Eine Erklärung der Unerlässlichkeit dieser Gewänder und des Bedarfs an ihnen wird im Sohar dargelegt7 und ist jeder denkenden Person verständlich. Denn Nefesch, Ruach und Neschama im Menschen sind der Aspekt von Geschaffenem; keinem Geschöpf ist es möglich, irgendein Begreifen über den Schöpfer und Former von allem – den gesegneten Ejn Sof – zu erlangen. Sogar nachdem G‑tt von Seinem gesegneten Licht leuchten ließ und eine Emanation in der Form einer Entwicklung von zahlreichen Stufen, Stufe um Stufe, hervorbrachte, mittels mächtiger Beschränkungen und zahlreicher und mächtiger Gewänder, die den Kennern der verborgenen Weisheit [d.h. Kabbala] bekannt sind, und in Idra Rabba als „Haare“ bezeichnet werden8; wie in Daniel geschrieben steht: „Und sein Haupthaar ist wie blanke Wolle etc.“9 – können nichtsdestotrotz weder Nefesch noch Ruach und Neschama das Licht ertragen. Denn gut und süß ist das Licht etc. pp., wie geschrieben steht: „die Lieblichkeit [Noam] G‑ttes zu schauen.“10 [Noam] bezeichnet Lieblichkeit, Angenehmheit, Süße, einen unendlich mächtigen Genuss, wie geschrieben steht: „Dann wirst du dich ergötzen an dem Ew‑gen“11, und „Er wird mit Zachzachot laben etc.“ [Zachzachot] bedeutet „Zicheh Zama“12 [„ausgedörrt vor Durst“], wie im Sohar steht13. Es läge nicht in der Macht [der Seele], die Lieblichkeit und Angenehmheit des Durstes aufzunehmen, ohne ihre Hülle zu verlassen und – wie die Flamme in einer Fackel – völlig aufgelöst zu werden, entwickelte sich nicht aus dem Aspekt genau dieses Lichtes selbst eine gewisse winzige Strahlung und ginge daraus hervor. [Dies geschieht] durch eine stufenweise Entwicklung mit zahlreichen Beschränkungen, bis aus [dem Licht] eine einzige Gewandung ähnlich dem Wesen dieses Lichtes geschaffen wird, um damit Nefesch, Ruach und Neschama zu kleiden.
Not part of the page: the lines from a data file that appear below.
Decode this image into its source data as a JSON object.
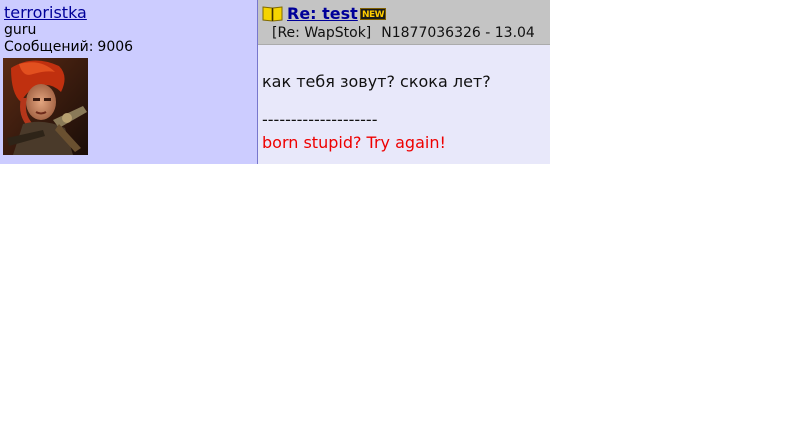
{
  "author": {
    "name": "terroristka",
    "rank": "guru",
    "posts_label": "Сообщений:",
    "posts_count": "9006"
  },
  "post": {
    "title": "Re: test",
    "new_badge": "NEW",
    "section": "[Re: WapStok]",
    "meta_info": "N1877036326 - 13.04",
    "message": "как тебя зовут? скока лет?",
    "divider": "--------------------",
    "signature": "born stupid? Try again!"
  },
  "colors": {
    "author_bg": "#ccccff",
    "header_bg": "#c4c4c4",
    "body_bg": "#e8e8fa",
    "link": "#000099",
    "signature": "#ee0000"
  },
  "icons": {
    "topic": "book-icon",
    "new": "new-badge"
  }
}
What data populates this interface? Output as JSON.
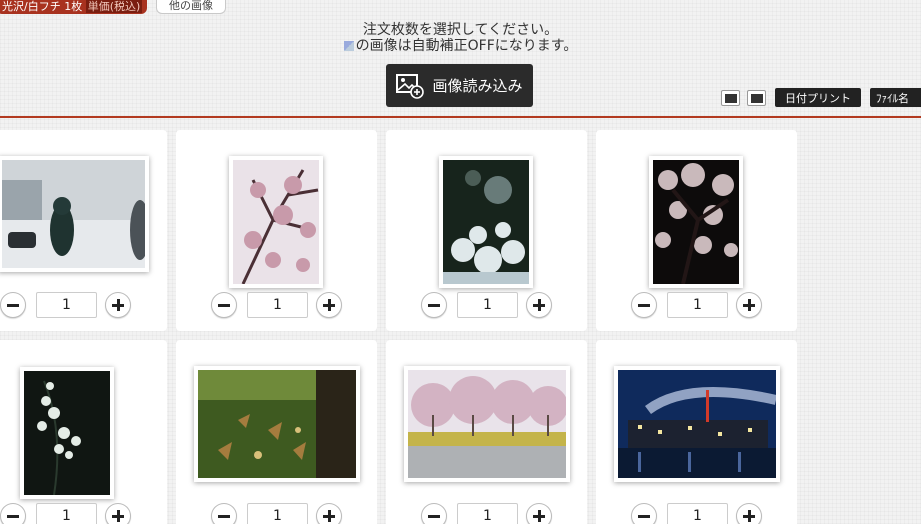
{
  "header": {
    "badge_prefix": "光沢/白フチ 1枚",
    "badge_highlight": "単価(税込)",
    "tab_label": "他の画像"
  },
  "instructions": {
    "line1": "注文枚数を選択してください。",
    "line2": "の画像は自動補正OFFになります。"
  },
  "upload_button": {
    "label": "画像読み込み",
    "icon": "add-image-icon"
  },
  "toolbar": {
    "icon1": "layout-view-icon",
    "icon2": "layout-grid-icon",
    "date_print_label": "日付プリント",
    "filename_label": "ﾌｧｲﾙ名"
  },
  "photos": [
    {
      "subject": "child-in-snow",
      "quantity": "1",
      "colors": [
        "#cfd4d8",
        "#1a2a2a"
      ]
    },
    {
      "subject": "cherry-blossoms-branches",
      "quantity": "1",
      "colors": [
        "#e9dfe6",
        "#5e3b45"
      ]
    },
    {
      "subject": "white-flowers-dark",
      "quantity": "1",
      "colors": [
        "#1d2a22",
        "#d9e4e6"
      ]
    },
    {
      "subject": "night-cherry-blossoms",
      "quantity": "1",
      "colors": [
        "#0d0b0b",
        "#cdbfbf"
      ]
    },
    {
      "subject": "white-blossoms-dark",
      "quantity": "1",
      "colors": [
        "#111714",
        "#e6eee8"
      ]
    },
    {
      "subject": "autumn-leaves-moss",
      "quantity": "1",
      "colors": [
        "#3e5a20",
        "#8a6a3a"
      ]
    },
    {
      "subject": "cherry-tree-park",
      "quantity": "1",
      "colors": [
        "#d8c4cf",
        "#b9a84a"
      ]
    },
    {
      "subject": "industrial-night",
      "quantity": "1",
      "colors": [
        "#0f2a5c",
        "#c9d6f0"
      ]
    }
  ],
  "stepper": {
    "minus_icon": "minus-icon",
    "plus_icon": "plus-icon"
  },
  "colors": {
    "accent_red": "#a8321f",
    "button_dark": "#2b2b2b"
  }
}
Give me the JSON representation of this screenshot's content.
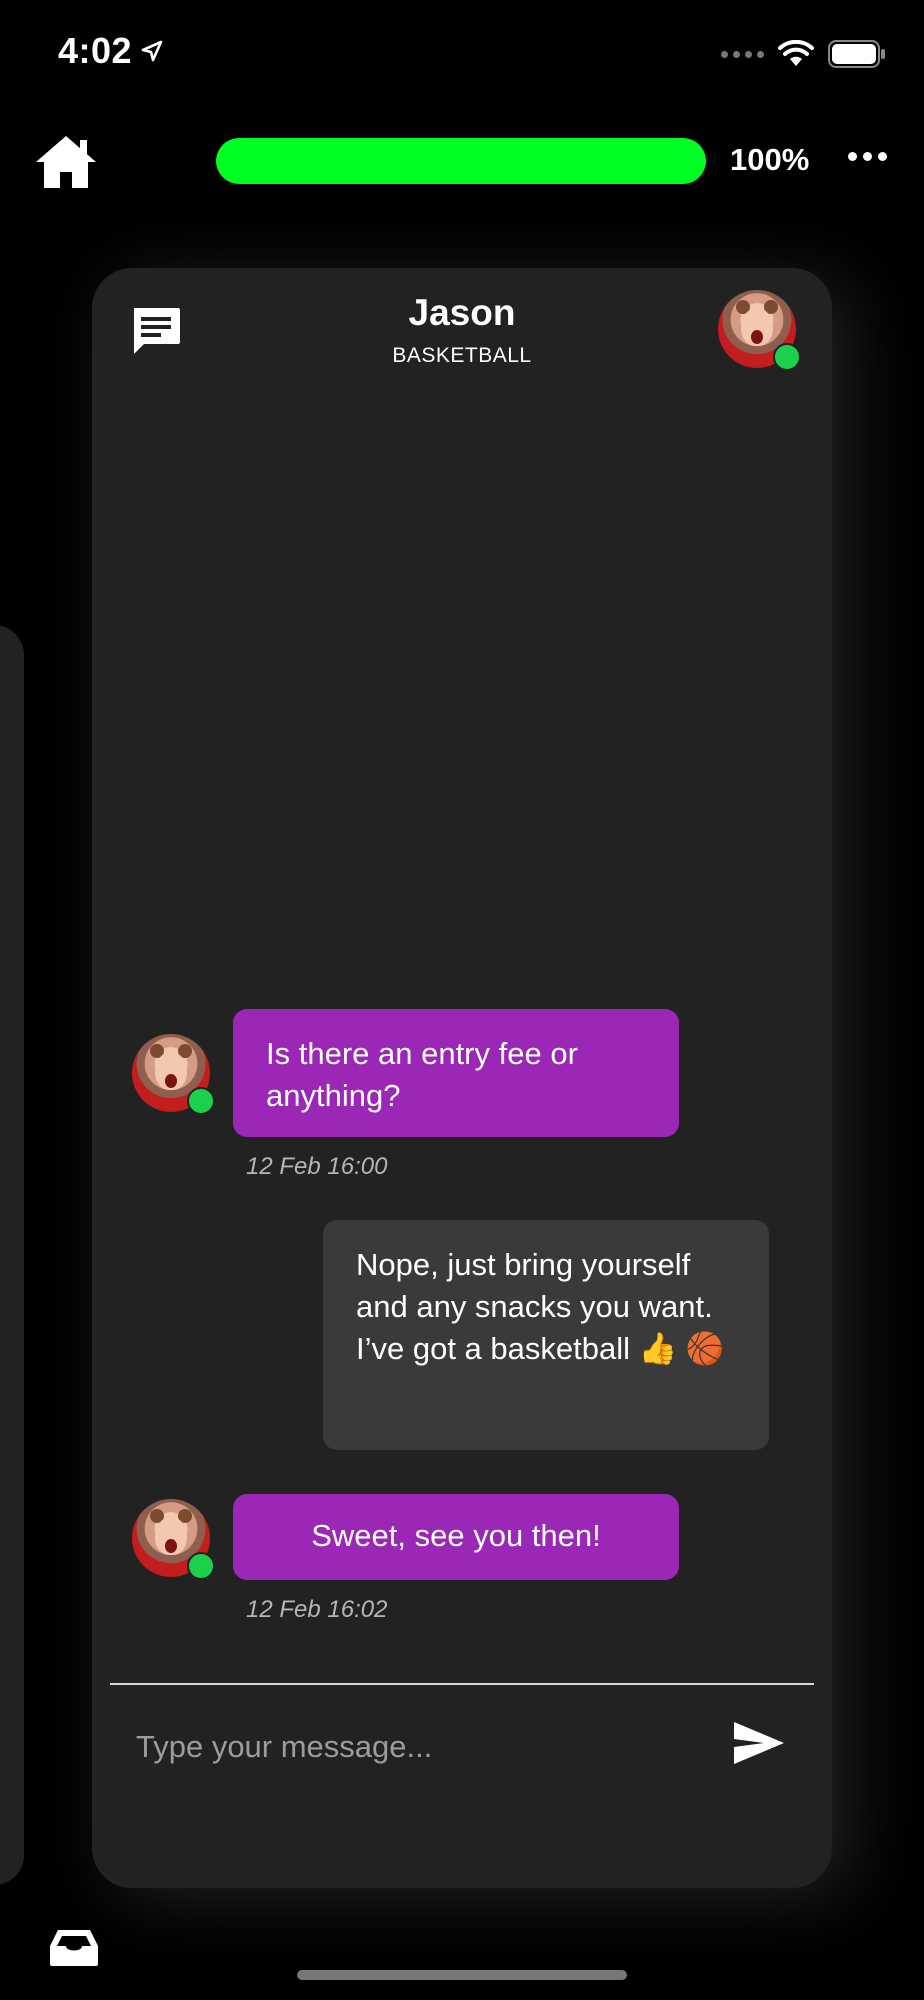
{
  "status_bar": {
    "time": "4:02",
    "location_icon": "location-arrow-icon",
    "wifi_icon": "wifi-icon",
    "battery_icon": "battery-icon"
  },
  "top_bar": {
    "home_icon": "home-icon",
    "progress": {
      "percent_fraction": 1.0,
      "label": "100%",
      "fill_color": "#00ff22"
    },
    "more_icon": "more-icon"
  },
  "chat_card": {
    "chat_icon": "chat-icon",
    "name": "Jason",
    "subtitle": "BASKETBALL",
    "online_color": "#1bd14b",
    "messages": [
      {
        "sender": "Jason",
        "text": "Is there an entry fee or anything?",
        "timestamp": "12 Feb 16:00",
        "color": "#9b27b6"
      },
      {
        "sender": "me",
        "text": "Nope, just bring yourself and any snacks you want. I’ve got a basketball 👍 🏀",
        "color": "#3a3a3a"
      },
      {
        "sender": "Jason",
        "text": "Sweet, see you then!",
        "timestamp": "12 Feb 16:02",
        "color": "#9b27b6"
      }
    ],
    "input": {
      "placeholder": "Type your message...",
      "value": ""
    },
    "send_icon": "send-icon"
  },
  "bottom_bar": {
    "inbox_icon": "inbox-icon"
  }
}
Mittels dieser Gewandung, die diesem Licht ähnlich ist, kann [die Seele] vom Glanz dieses Lichtes genießen und ihn begreifen, ohne sich in ihrem Bestand aufzulösen. Dies entspricht einem Menschen, der mittels eines klaren und hellen Spiegels auf die Sonne blickt etc. pp. So steht geschrieben: „Und Mosche ging in die Wolke hinein und stieg etc.“14 Das heißt er kleidete sich in die Wolke und stieg empor und sah mittels der Wolke etc. pp. Solcherart wird es im Sohar, Teil II, Fol. 210 und 229, erläutert.
ב"ה
Heutiger Tanja-Abschnitt
Iggeret HaKodesch, Beginn von Brief 29
Fußnoten
1.
Spr. 12:4.
2.
Mischna Avot 1:13.
3.
Megilla 28b.
4.
„Wer täglich Halachot lernt, dem ist das Leben der künftigen Welt zugesichert.“ Megilla ebd.; siehe auch Nidda 73a; oben, Brief 23.
5.
Menachot 99b; R. Schneor Salman von Ljadi, Hilchot Talmud Tora 3:4.
6.
Sefer Gilgulim, Kap. 4; Einleitung zu Schaar HaGilgulim, 11:16; Mischnat Chassidim, Traktat Chiuv HaNeschamot, Kap. 2; und siehe auch R. Schneor Salman von Ljadi, Hilchot Talmud Tora 1:4.
7.
Sohar II, 210b, 229b.
8.
Sohar III, 128b.
9.
Dan. 7:9.
10.
Ps. 27:4.
11.
Jes. 58:11.
12.
Jes. 5:13.
13.
Sohar II, 210b.
14.
Ex. 24:18.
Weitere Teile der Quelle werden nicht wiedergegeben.